Macron Türkiye karşıtlığıyla hem kendisini hem de Marine Le Pen'i ikinci tura atacak. Plan böyle hazırlandı. İkinci turda da Macron tekrar seçilecek. Çünkü ikinci turda Marine Le Pen'in karşısında kim varsa o kazanacak. Bu Fransa'da herkesin bildiği sır. Macron sürekli olarak Türkiye ve bugün İslam'ın en güçlü ülkesi olarak görülen Türkiye Cumhuriyeti Başkanı Erdoğan'ı hedef alacak. Fransız istihbaratı da aynı startejiyi tek kurtuluş yolu olarak gösterdi. Ve bir proje geliştirdi. Bu proje çerçevesinde Macron dinsel ayrılıkçı fikirler ile mücadeleye ilişkin bir yasa tasarısı hazırlandığını ve 9 Aralık'ta Bakanlar Kurulu'na sunulacağını duyurdu. Bu duyurunun ardından Fransız istihbaratı, bir okulda Peygamber Efendimiz'in (SAV) karikatürleri üzerinden ifade özgürlüğünü anlatan öğretmen Patyy Samuel'i hedef seçti. Samuel "Tanrı duydu" anlamına geliyordu. Hedefe varmak için uygun bir isimdi. Tıpkı Boston Maratonu bombacısı gibi bir Çeçen kullanışlı elemanı gönderip öğretmenin başını kestirdi. Fransa "Je suis enseignant, Je suis Samuel" yani "Ben öğretmenim, ben Samuel'im." diyerek ayağa kalktı. Macron'da duyguların üzerine giderek İslam karşıtlığı ve Türkiye-Erdoğan düşmanlığı üzerinden oy toplamaya başladı. Faşist Le Pen'e mağlup olmamanın tek yolu Faşist davranarak o silahı elden almaktan geçiyordu.
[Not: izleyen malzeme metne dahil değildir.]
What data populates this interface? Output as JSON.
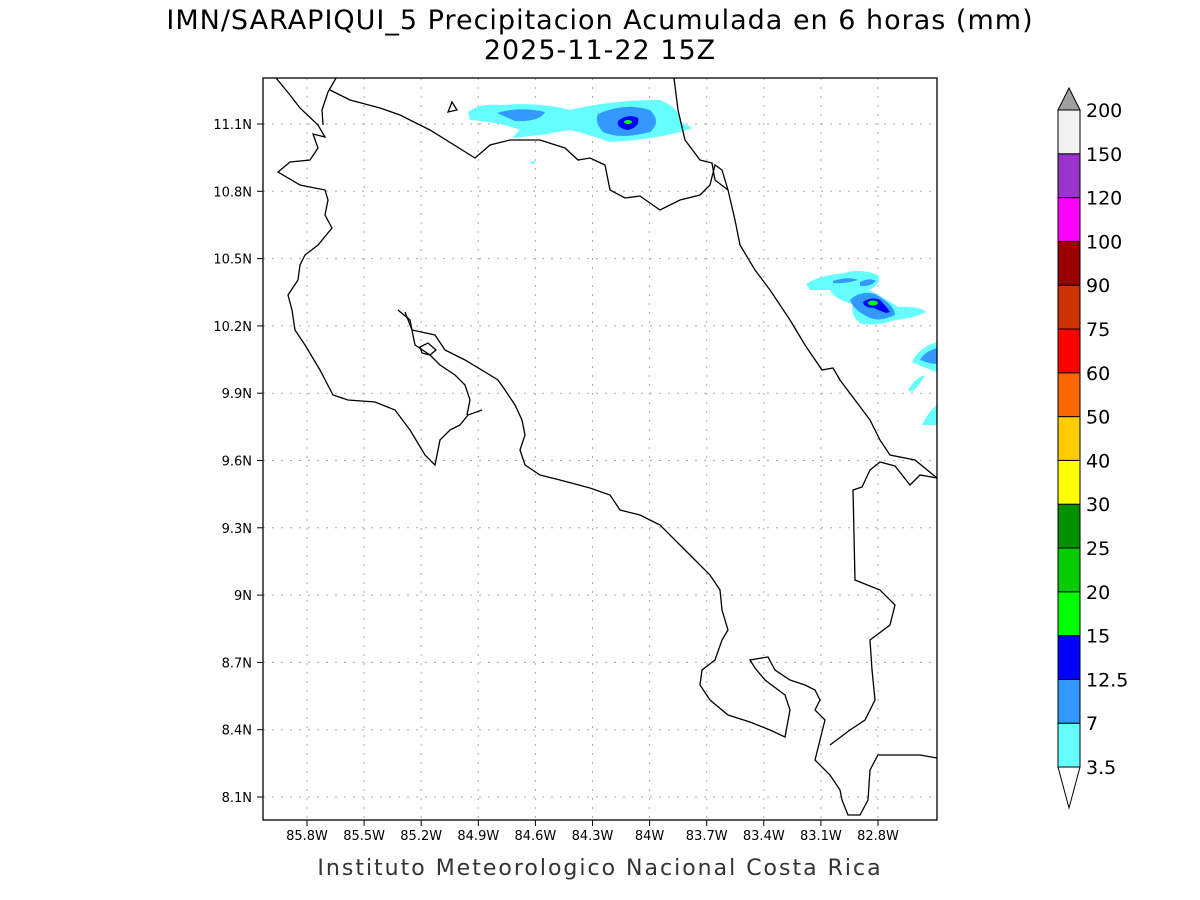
{
  "title": {
    "line1": "IMN/SARAPIQUI_5 Precipitacion Acumulada en 6 horas (mm)",
    "line2": "2025-11-22 15Z"
  },
  "footer": "Instituto Meteorologico Nacional Costa Rica",
  "map": {
    "region": "Costa Rica",
    "lon_ticks": [
      "85.8W",
      "85.5W",
      "85.2W",
      "84.9W",
      "84.6W",
      "84.3W",
      "84W",
      "83.7W",
      "83.4W",
      "83.1W",
      "82.8W"
    ],
    "lat_ticks": [
      "11.1N",
      "10.8N",
      "10.5N",
      "10.2N",
      "9.9N",
      "9.6N",
      "9.3N",
      "9N",
      "8.7N",
      "8.4N",
      "8.1N"
    ],
    "grid": "dotted",
    "coastline_color": "#000000"
  },
  "colorbar": {
    "levels": [
      "3.5",
      "7",
      "12.5",
      "15",
      "20",
      "25",
      "30",
      "40",
      "50",
      "60",
      "75",
      "90",
      "100",
      "120",
      "150",
      "200"
    ],
    "colors": [
      "#66ffff",
      "#3399ff",
      "#0000ff",
      "#00ff00",
      "#00cc00",
      "#009000",
      "#ffff00",
      "#ffcc00",
      "#ff6600",
      "#ff0000",
      "#cc3300",
      "#990000",
      "#ff00ff",
      "#9933cc",
      "#f2f2f2"
    ],
    "under_color": "#ffffff",
    "over_color": "#a0a0a0"
  }
}
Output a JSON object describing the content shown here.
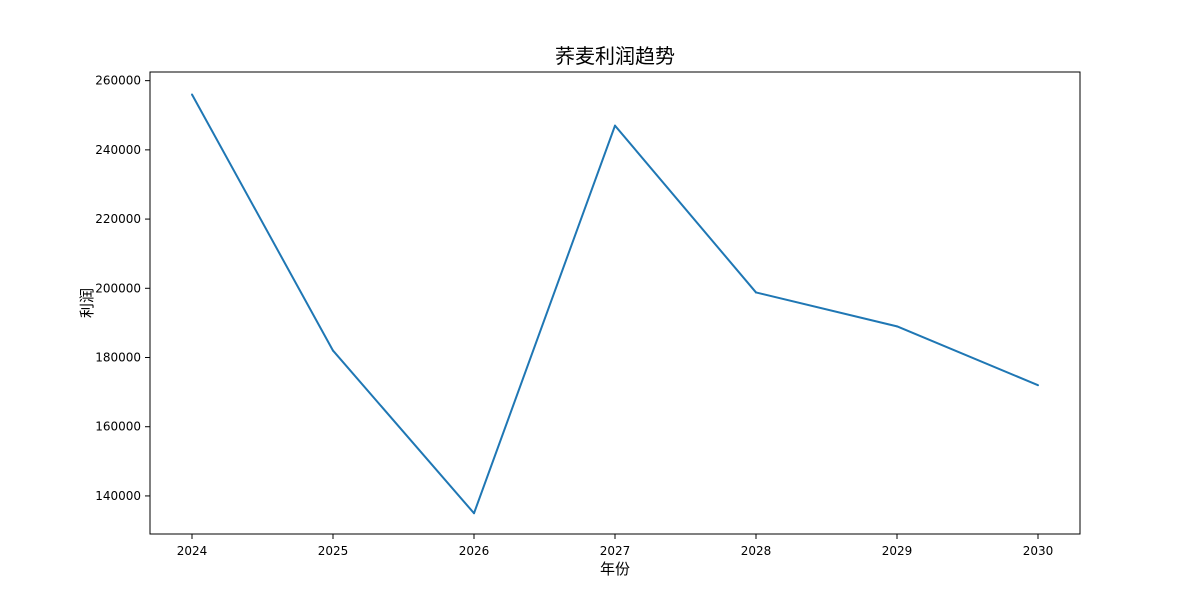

"Kaybedeceğim" paronayasına kapılan Macron'ın zihinsel depresyonla cinayetler işletip, İslam ve Türk düşmanlığı yapmasının sebebi budur. O yüzden Başkan Erdoğan'ın "Macron'un zihinsel tedaviye ihtiyacı var" sözü nokta atışıdır. Keşke davet yapılsa da bizim şehir hastanelerinde tedavi edilse. Fransa'da hastanelerde yer yok. Günlük virüs vaka sayısı artık 50 binleri geçti 100 binlere gidiyor!